The Central Bank of Nigeria (CBN) in its money and credit statistics revealed that credit to the private sector witnessed the highest decline in November 2023 when the country unified the local currency at the foreign exchange market.

From the CBN’s statistics, credit to the private sector recorded its first decline in November amid a double-digit inflation rate, a weakened Naira against other currencies, a hike in operating expenses, and insecurity, among others.

In January 2023, the CBN revealed that credit to the private sector stood at N41.54 trillion, increased to N41.75 trillion in February, and crossed the N43 trillion mark to N43.01 trillion in March 2023.

The statistics by CBN showed that credit to the private sector increased to N43.66 trillion in April 2023, hit N44.8 trillion in May 2023, and closed June 2023 at N52.81 trillion.

Between July and August 2023, credit to the private sector stood at N56.46 trillion and N56.95 trillion, respectively. It, however, rose to N59.51 trillion in September 2023.

Analysts have expressed that the cost of production, coupled with the scarcity of foreign exchange, played a significant role in banks’ credit to the private sector.

The SSA Banking research analyst, Vetiva Capital Management Limited, Mr. Olumide Sole, said, “The decline in credit to the private sector can majorly be attributed to risk management strategies adopted by financial institutions to weather the storm of the current macroeconomic headwinds seen in the economy as a result of the policy reforms implemented by the new administration.

“Also, another major reason is the removal of the limit in the SDF window, as banks can now dump their excess liquid assets via that window and earn a risk-free return of 15.75 cent compared to giving out credit to the private sector which comes with additional risk.”

CEO, of the Centre for the Promotion of Private Enterprise (CPPE), Muda Yusuf attributed the decline to macroeconomic challenges.

“With the present challenges in the foreign exchange market, cost of production, and high energy cost, investors will not want to take credit from banks. Banks can only finance projects that are doing well.
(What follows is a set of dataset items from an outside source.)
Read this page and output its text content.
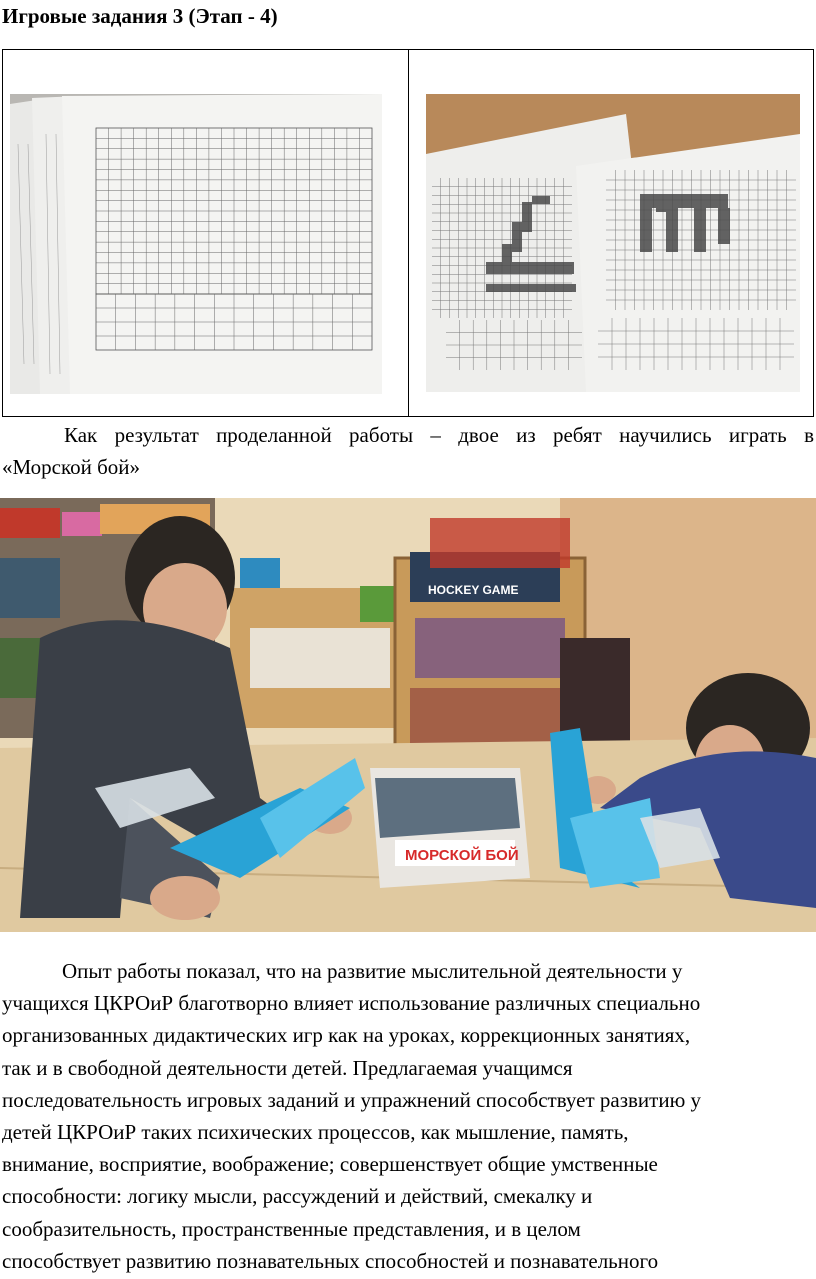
Игровые задания 3 (Этап - 4)
Как результат проделанной работы – двое из ребят научились играть в
«Морской бой»
HOCKEY GAME
МОРСКОЙ БОЙ
Опыт работы показал, что на развитие мыслительной деятельности у
учащихся ЦКРОиР благотворно влияет использование различных специально
организованных дидактических игр как на уроках, коррекционных занятиях,
так и в свободной деятельности детей. Предлагаемая учащимся
последовательность игровых заданий и упражнений способствует развитию у
детей ЦКРОиР таких психических процессов, как мышление, память,
внимание, восприятие, воображение; совершенствует общие умственные
способности: логику мысли, рассуждений и действий, смекалку и
сообразительность, пространственные представления, и в целом
способствует развитию познавательных способностей и познавательного
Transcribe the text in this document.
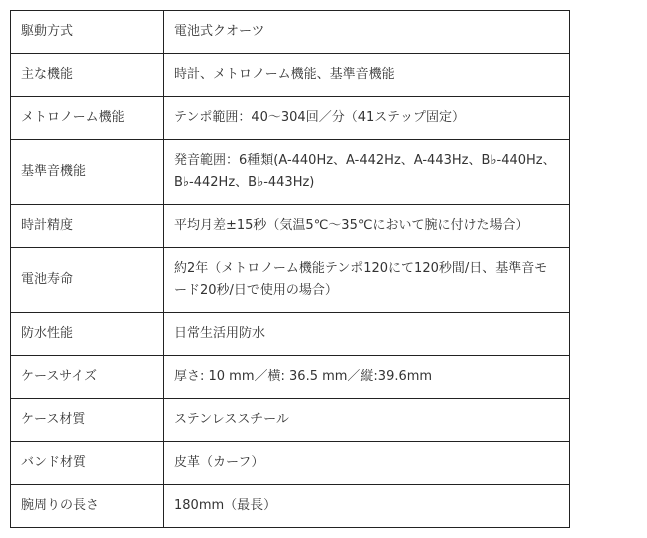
駆動方式	電池式クオーツ
主な機能	時計、メトロノーム機能、基準音機能
メトロノーム機能	テンポ範囲：40〜304回／分（41ステップ固定）
基準音機能	発音範囲：6種類(A-440Hz、A-442Hz、A-443Hz、B♭-440Hz、B♭-442Hz、B♭-443Hz)
時計精度	平均月差±15秒（気温5℃〜35℃において腕に付けた場合）
電池寿命	約2年（メトロノーム機能テンポ120にて120秒間/日、基準音モード20秒/日で使用の場合）
防水性能	日常生活用防水
ケースサイズ	厚さ: 10 mm／横: 36.5 mm／縦:39.6mm
ケース材質	ステンレススチール
バンド材質	皮革（カーフ）
腕周りの長さ	180mm（最長）
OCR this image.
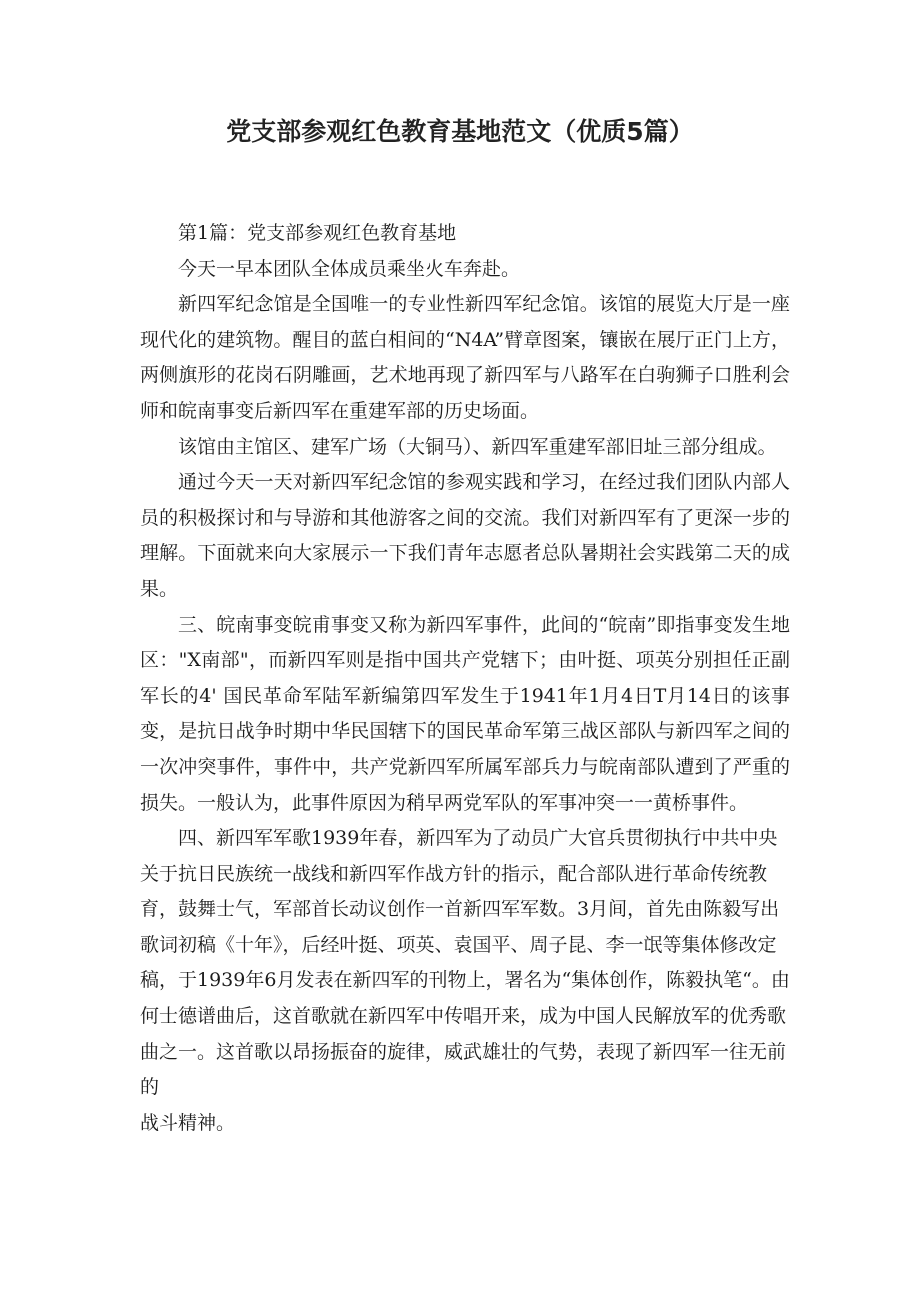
党支部参观红色教育基地范文（优质5篇）

第1篇：党支部参观红色教育基地

今天一早本团队全体成员乘坐火车奔赴。

新四军纪念馆是全国唯一的专业性新四军纪念馆。该馆的展览大厅是一座现代化的建筑物。醒目的蓝白相间的“N4A”臂章图案，镶嵌在展厅正门上方，两侧旗形的花岗石阴雕画，艺术地再现了新四军与八路军在白驹狮子口胜利会师和皖南事变后新四军在重建军部的历史场面。

该馆由主馆区、建军广场（大铜马）、新四军重建军部旧址三部分组成。

通过今天一天对新四军纪念馆的参观实践和学习，在经过我们团队内部人员的积极探讨和与导游和其他游客之间的交流。我们对新四军有了更深一步的理解。下面就来向大家展示一下我们青年志愿者总队暑期社会实践第二天的成果。

三、皖南事变皖甫事变又称为新四军事件，此间的“皖南”即指事变发生地区："X南部"，而新四军则是指中国共产党辖下；由叶挺、项英分别担任正副军长的4' 国民革命军陆军新编第四军发生于1941年1月4日T月14日的该事变，是抗日战争时期中华民国辖下的国民革命军第三战区部队与新四军之间的一次冲突事件，事件中，共产党新四军所属军部兵力与皖南部队遭到了严重的损失。一般认为，此事件原因为稍早两党军队的军事冲突一一黄桥事件。

四、新四军军歌1939年春，新四军为了动员广大官兵贯彻执行中共中央关于抗日民族统一战线和新四军作战方针的指示，配合部队进行革命传统教育，鼓舞士气，军部首长动议创作一首新四军军数。3月间，首先由陈毅写出歌词初稿《十年》，后经叶挺、项英、袁国平、周子昆、李一氓等集体修改定稿，于1939年6月发表在新四军的刊物上，署名为“集体创作，陈毅执笔“。由何士德谱曲后，这首歌就在新四军中传唱开来，成为中国人民解放军的优秀歌曲之一。这首歌以昂扬振奋的旋律，威武雄壮的气势，表现了新四军一往无前的

战斗精神。
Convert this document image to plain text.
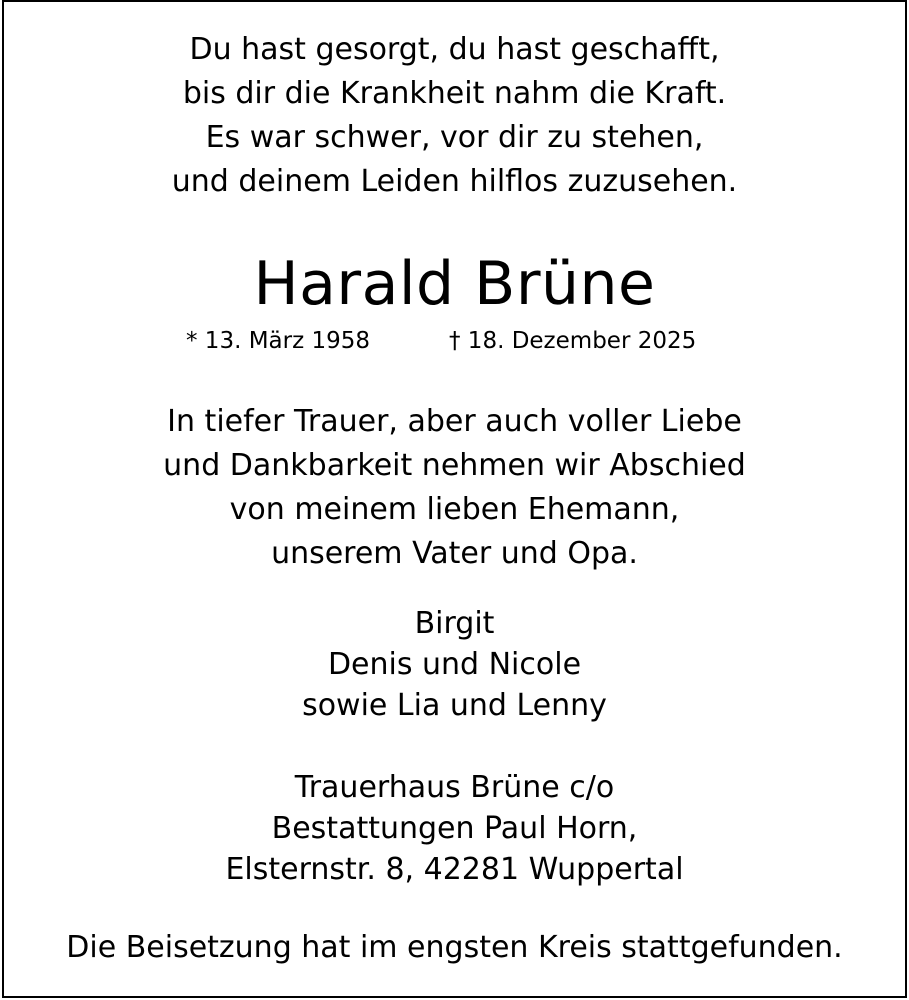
Du hast gesorgt, du hast geschafft,
bis dir die Krankheit nahm die Kraft.
Es war schwer, vor dir zu stehen,
und deinem Leiden hilflos zuzusehen.
Harald Brüne
* 13. März 1958	† 18. Dezember 2025
In tiefer Trauer, aber auch voller Liebe
und Dankbarkeit nehmen wir Abschied
von meinem lieben Ehemann,
unserem Vater und Opa.
Birgit
Denis und Nicole
sowie Lia und Lenny
Trauerhaus Brüne c/o
Bestattungen Paul Horn,
Elsternstr. 8, 42281 Wuppertal
Die Beisetzung hat im engsten Kreis stattgefunden.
If any project has challenges, it will affect the demand for credit.

“The decline in credit to the private sector is because of the challenges in the economy. The present challenges are affecting a lot of businesses and you do not expect them to take money from the banks.”

He explained that interest rates in the banking sector also witnessed an increase amid the 18.75 percent Monetary Policy Rate (MPR).

According to Yusuf, “MPR has remained at 18.75 percent but the rate of lending has increased significantly in the banking sector. For SMEs today, the interest rate is over 25 percent. Some banks’ interest rate is over 30 percent. If the interest rate is high, people will be reluctant to borrow money from banks.”

On the 45 percent decline in lending to the government, he expressed that President Bola Tinubu’s administration is focusing on borrowing less from banks.

“Because of the inflationary effect of borrowing from banks, there is a deliberate policy by this present administration to reduce government exposure to bank’s credit,” he added.